Révolution silencieuse dans les banques marocaines… les agences disparaissent, les profits gonflent et le digital façonne l’avenir !

Ariffino.net/Exclusif

Le rapport annuel sur la supervision bancaire pour 2024, présenté par Bank Al-Maghrib, a révélé un secteur bancaire marocain solide et résilient, malgré un environnement international tendu. Le rapport met en évidence des transformations structurelles profondes, portées par la transition numérique qui a redessiné le secteur.

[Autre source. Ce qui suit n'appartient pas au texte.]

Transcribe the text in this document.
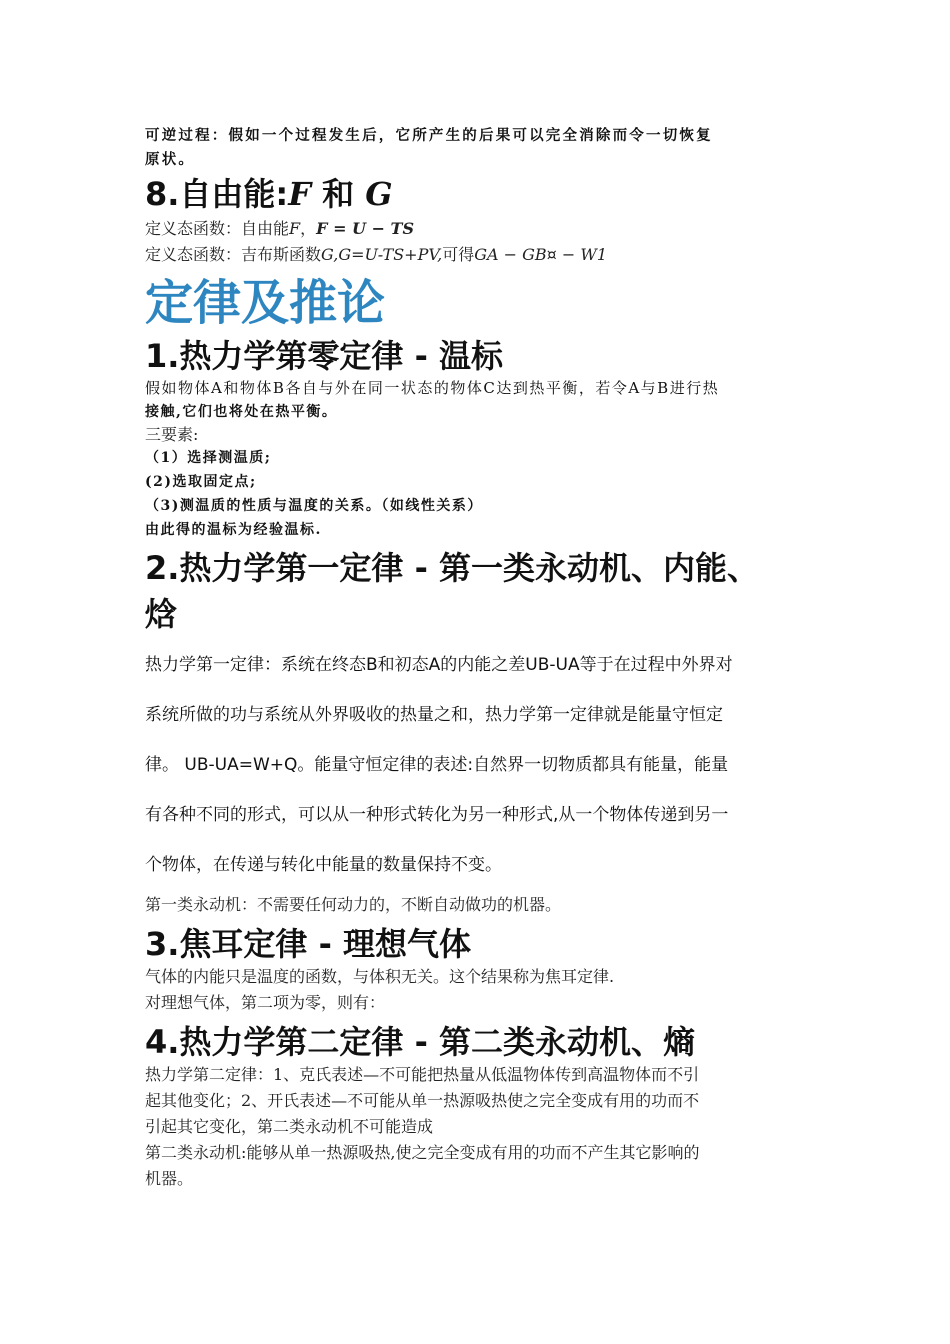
可逆过程：假如一个过程发生后，它所产生的后果可以完全消除而令一切恢复

原状。

8.自由能:F 和 G

定义态函数：自由能F，F = U − TS

定义态函数：吉布斯函数G,G=U-TS+PV,可得GA − GB¤ − W1

定律及推论
1.热力学第零定律 - 温标

假如物体A和物体B各自与外在同一状态的物体C达到热平衡，若令A与B进行热

接触,它们也将处在热平衡。

三要素:

（1）选择测温质;

(2)选取固定点;

（3)测温质的性质与温度的关系。（如线性关系）

由此得的温标为经验温标.

2.热力学第一定律 - 第一类永动机、内能、
焓

热力学第一定律：系统在终态B和初态A的内能之差UB-UA等于在过程中外界对

系统所做的功与系统从外界吸收的热量之和，热力学第一定律就是能量守恒定

律。 UB-UA=W+Q。能量守恒定律的表述:自然界一切物质都具有能量，能量

有各种不同的形式，可以从一种形式转化为另一种形式,从一个物体传递到另一

个物体，在传递与转化中能量的数量保持不变。

第一类永动机：不需要任何动力的，不断自动做功的机器。

3.焦耳定律 - 理想气体

气体的内能只是温度的函数，与体积无关。这个结果称为焦耳定律.

对理想气体，第二项为零，则有：

4.热力学第二定律 - 第二类永动机、熵

热力学第二定律：1、克氏表述—不可能把热量从低温物体传到高温物体而不引

起其他变化；2、开氏表述—不可能从单一热源吸热使之完全变成有用的功而不

引起其它变化，第二类永动机不可能造成

第二类永动机:能够从单一热源吸热,使之完全变成有用的功而不产生其它影响的

机器。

Les responsables de la banque centrale ont indiqué que le paysage bancaire reste dominé par les banques à capitaux locaux, qui détiennent environ 89 % du total des actifs. Cependant, le secteur est très concentré, les cinq plus grandes banques détenant 76 % du total des actifs.

Transformation numérique… Comment les banques abandonnent-elles les agences traditionnelles au profit de la technologie ?

Le rapport a montré que la numérisation a radicalement changé le réseau physique des banques. 113 agences bancaires ont été fermées en un an, ramenant leur nombre à 5 692. En revanche, le nombre de guichets automatiques est passé à 8 328, et celui des agents d’établissements de paiement a atteint 32 221. Cette tendance reflète une adaptation claire aux nouvelles habitudes des clients.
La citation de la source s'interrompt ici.